Needless to say, producing and debuting a K-pop idol group is a high risk - and very costly - endeavour that not everyone can embark on.
According to industry sources, K-pop idols who enter a group don't start competing when they debut - they start competing from the moment they become a trainee. As soon as a trainee signs with an agency, everything becomes a battle about money.
Producing an idol group can cost an estimated 2 billion Won (approx. $2.4 million AUD) - a cost that includes recording the album, promotions, and the sunk costs from the pre-debut trainee period. Even if an agency tries to cut costs, it will still require an investment of at least 1.5 billion Won (approx. $1.8 million AUD).
The number of trainees depends on the size and scale of the agency. Smaller agencies generally have around five trainees, while the big name companies like SM and YG can have anywhere between 20 to 30 trainees on their roster.
Since a company has to pay for its trainee's accommodations, food, and lessons during the training period, the initial training contract period is generally very short. Given that trainee living costs can run up to 30 million Won (approx. $35,000 AUD) a month, trainees generally sign a temporary contract that lasts, on average, six months, and it takes into account situations where trainees may move to a different company or decide that K-pop isn't for them.
Since the costs are so high, small agencies may only hold out for two or so years, and thus will often debut groups earlier than the larger agencies. However, not all agencies are able to successfully manage a K-pop group after their debut. Beyond the debut costs, an agency needs to take into account subsequent costs relating to recordings, production, management, marketing, and promotions. According to a music program insider, it can cost up to 100 million Won (approx. $120,000 AUD) to put a K-pop group on a popular program like "Music Bank", and even then, not everyone can appear.
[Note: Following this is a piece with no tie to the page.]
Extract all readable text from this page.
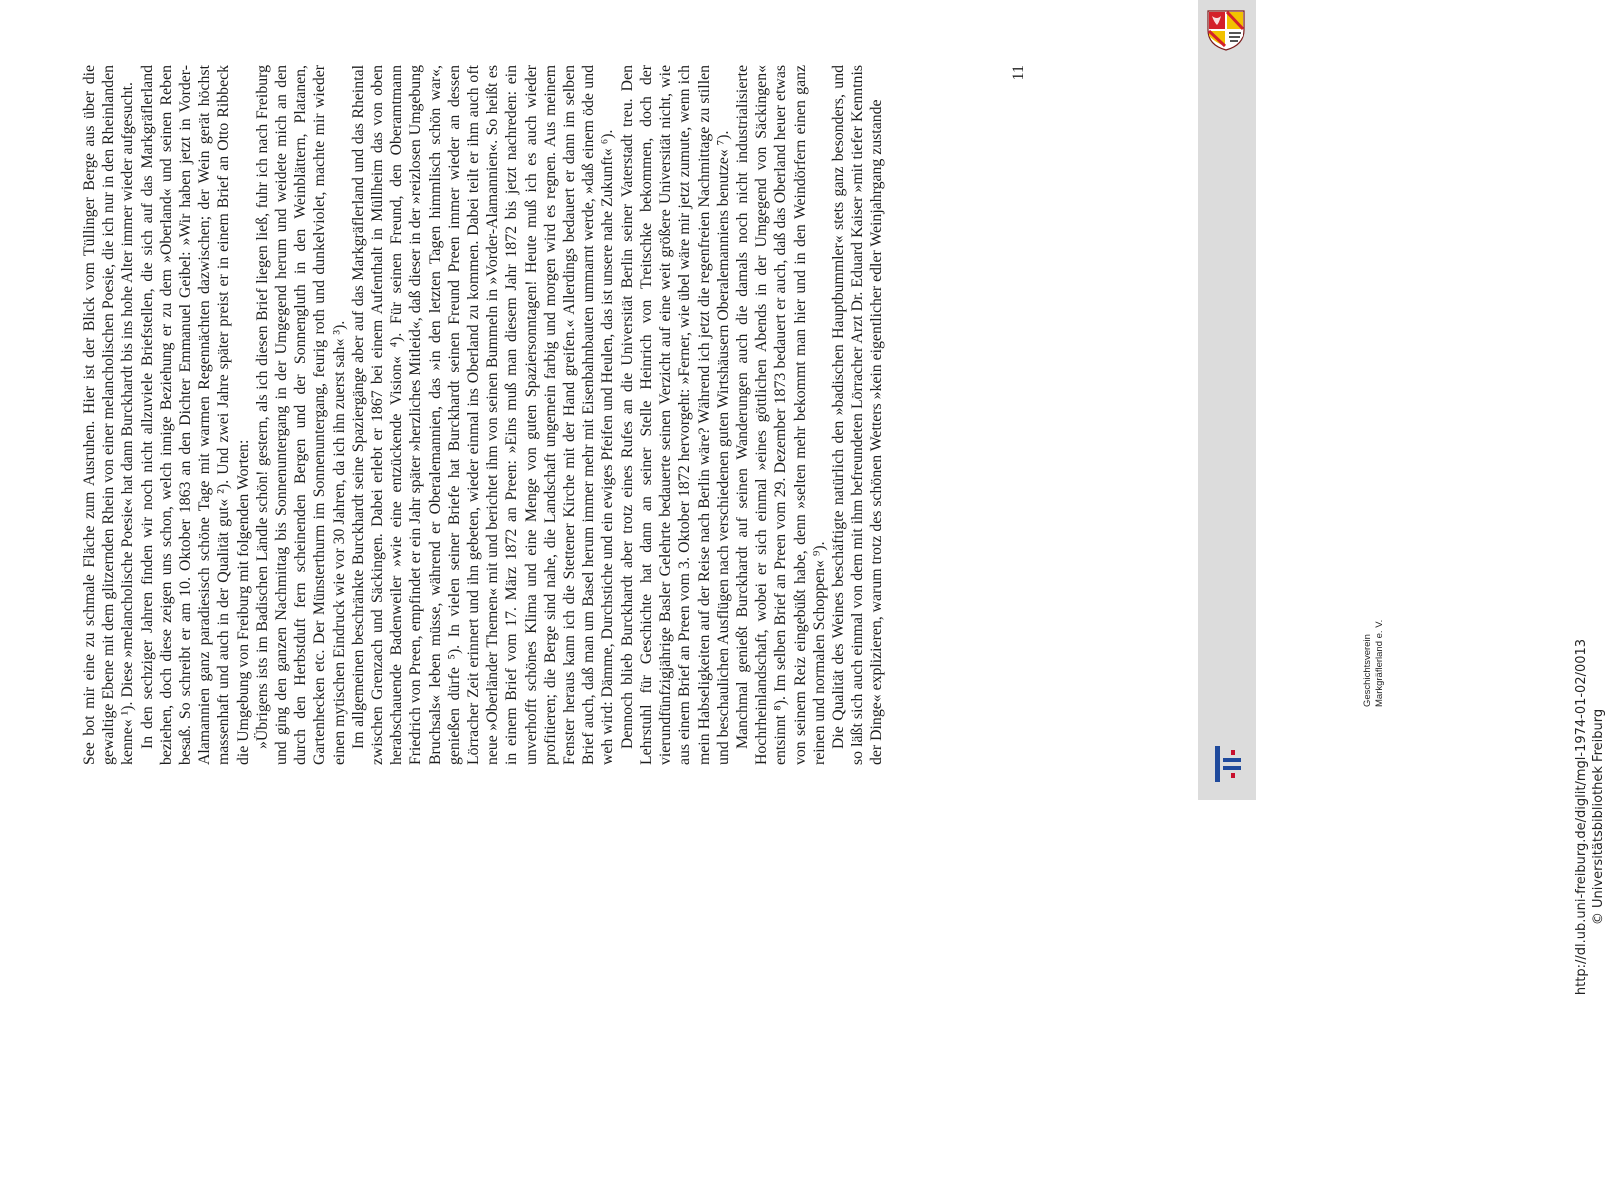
See bot mir eine zu schmale Fläche zum Ausruhen. Hier ist der Blick vom Tüllinger Berge aus über die gewaltige Ebene mit dem glitzernden Rhein von einer melancholischen Poesie, die ich nur in den Rheinlanden kenne« ¹). Diese »melancholische Poesie« hat dann Burckhardt bis ins hohe Alter immer wieder aufgesucht. In den sechziger Jahren finden wir noch nicht allzuviele Briefstellen, die sich auf das Markgräflerland beziehen, doch diese zeigen uns schon, welch innige Beziehung er zu dem »Oberland« und seinen Reben besaß. So schreibt er am 10. Oktober 1863 an den Dichter Emmanuel Geibel: »Wir haben jetzt in Vorder-Alamannien ganz paradiesisch schöne Tage mit warmen Regennächten dazwischen; der Wein gerät höchst massenhaft und auch in der Qualität gut« ²). Und zwei Jahre später preist er in einem Brief an Otto Ribbeck die Umgebung von Freiburg mit folgenden Worten: »Übrigens ists im Badischen Ländle schön! gestern, als ich diesen Brief liegen ließ, fuhr ich nach Freiburg und ging den ganzen Nachmittag bis Sonnenuntergang in der Umgegend herum und weidete mich an den durch den Herbstduft fern scheinenden Bergen und der Sonnengluth in den Weinblättern, Platanen, Gartenhecken etc. Der Münsterthurm im Sonnenuntergang, feurig roth und dunkelviolet, machte mir wieder einen mytischen Eindruck wie vor 30 Jahren, da ich ihn zuerst sah« ³). Im allgemeinen beschränkte Burckhardt seine Spaziergänge aber auf das Markgräflerland und das Rheintal zwischen Grenzach und Säckingen. Dabei erlebt er 1867 bei einem Aufenthalt in Müllheim das von oben herabschauende Badenweiler »wie eine entzückende Vision« ⁴). Für seinen Freund, den Oberamtmann Friedrich von Preen, empfindet er ein Jahr später »herzliches Mitleid«, daß dieser in der »reizlosen Umgebung Bruchsals« leben müsse, während er Oberalemannien, das »in den letzten Tagen himmlisch schön war«, genießen dürfe ⁵). In vielen seiner Briefe hat Burckhardt seinen Freund Preen immer wieder an dessen Lörracher Zeit erinnert und ihn gebeten, wieder einmal ins Oberland zu kommen. Dabei teilt er ihm auch oft neue »Oberländer Themen« mit und berichtet ihm von seinen Bummeln in »Vorder-Alamannien«. So heißt es in einem Brief vom 17. März 1872 an Preen: »Eins muß man diesem Jahr 1872 bis jetzt nachreden: ein unverhofft schönes Klima und eine Menge von guten Spaziersonntagen! Heute muß ich es auch wieder profitieren; die Berge sind nahe, die Landschaft ungemein farbig und morgen wird es regnen. Aus meinem Fenster heraus kann ich die Stettener Kirche mit der Hand greifen.« Allerdings bedauert er dann im selben Brief auch, daß man um Basel herum immer mehr mit Eisenbahnbauten ummarnt werde, »daß einem öde und weh wird: Dämme, Durchstiche und ein ewiges Pfeifen und Heulen, das ist unsere nahe Zukunft« ⁶). Dennoch blieb Burckhardt aber trotz eines Rufes an die Universität Berlin seiner Vaterstadt treu. Den Lehrstuhl für Geschichte hat dann an seiner Stelle Heinrich von Treitschke bekommen, doch der vierundfünfzigjährige Basler Gelehrte bedauerte seinen Verzicht auf eine weit größere Universität nicht, wie aus einem Brief an Preen vom 3. Oktober 1872 hervorgeht: »Ferner, wie übel wäre mir jetzt zumute, wenn ich mein Habseligkeiten auf der Reise nach Berlin wäre? Während ich jetzt die regenfreien Nachmittage zu stillen und beschaulichen Ausflügen nach verschiedenen guten Wirtshäusern Oberalemanniens benutze« ⁷). Manchmal genießt Burckhardt auf seinen Wanderungen auch die damals noch nicht industrialisierte Hochrheinlandschaft, wobei er sich einmal »eines göttlichen Abends in der Umgegend von Säckingen« entsinnt ⁸). Im selben Brief an Preen vom 29. Dezember 1873 bedauert er auch, daß das Oberland heuer etwas von seinem Reiz eingebüßt habe, denn »selten mehr bekommt man hier und in den Weindörfern einen ganz reinen und normalen Schoppen« ⁹). Die Qualität des Weines beschäftigte natürlich den »badischen Hauptbummler« stets ganz besonders, und so läßt sich auch einmal von dem mit ihm befreundeten Lörracher Arzt Dr. Eduard Kaiser »mit tiefer Kenntnis der Dinge« explizieren, warum trotz des schönen Wetters »kein eigentlicher edler Weinjahrgang zustande

11
Geschichtsverein Markgräflerland e. V.	http://dl.ub.uni-freiburg.de/diglit/mgl-1974-01-02/0013 © Universitätsbibliothek Freiburg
Due to time limits, creative control from the production staff, and the sheer volume of albums that come in every week, music programs generally veer towards showcasing groups that already have an in-built fanbase.
Many industry sources agree that there are only two guaranteed ways to success for a newly-debuted group: be from one of the three big name agencies (SM, YG, and JYP) or get assistance from a survival competition program like "Produce 101". If a debuting group's album doesn't do well, the agency has to absorb the costs, hence why companies disappear very quickly these days.
Given that it can take years just to get one's foot in the door, it is a long and hard road to success. It may seem like the K-pop industry is all about the fame and glitz sometimes, but at the end of the day, it is just a business - and a very expensive one at that.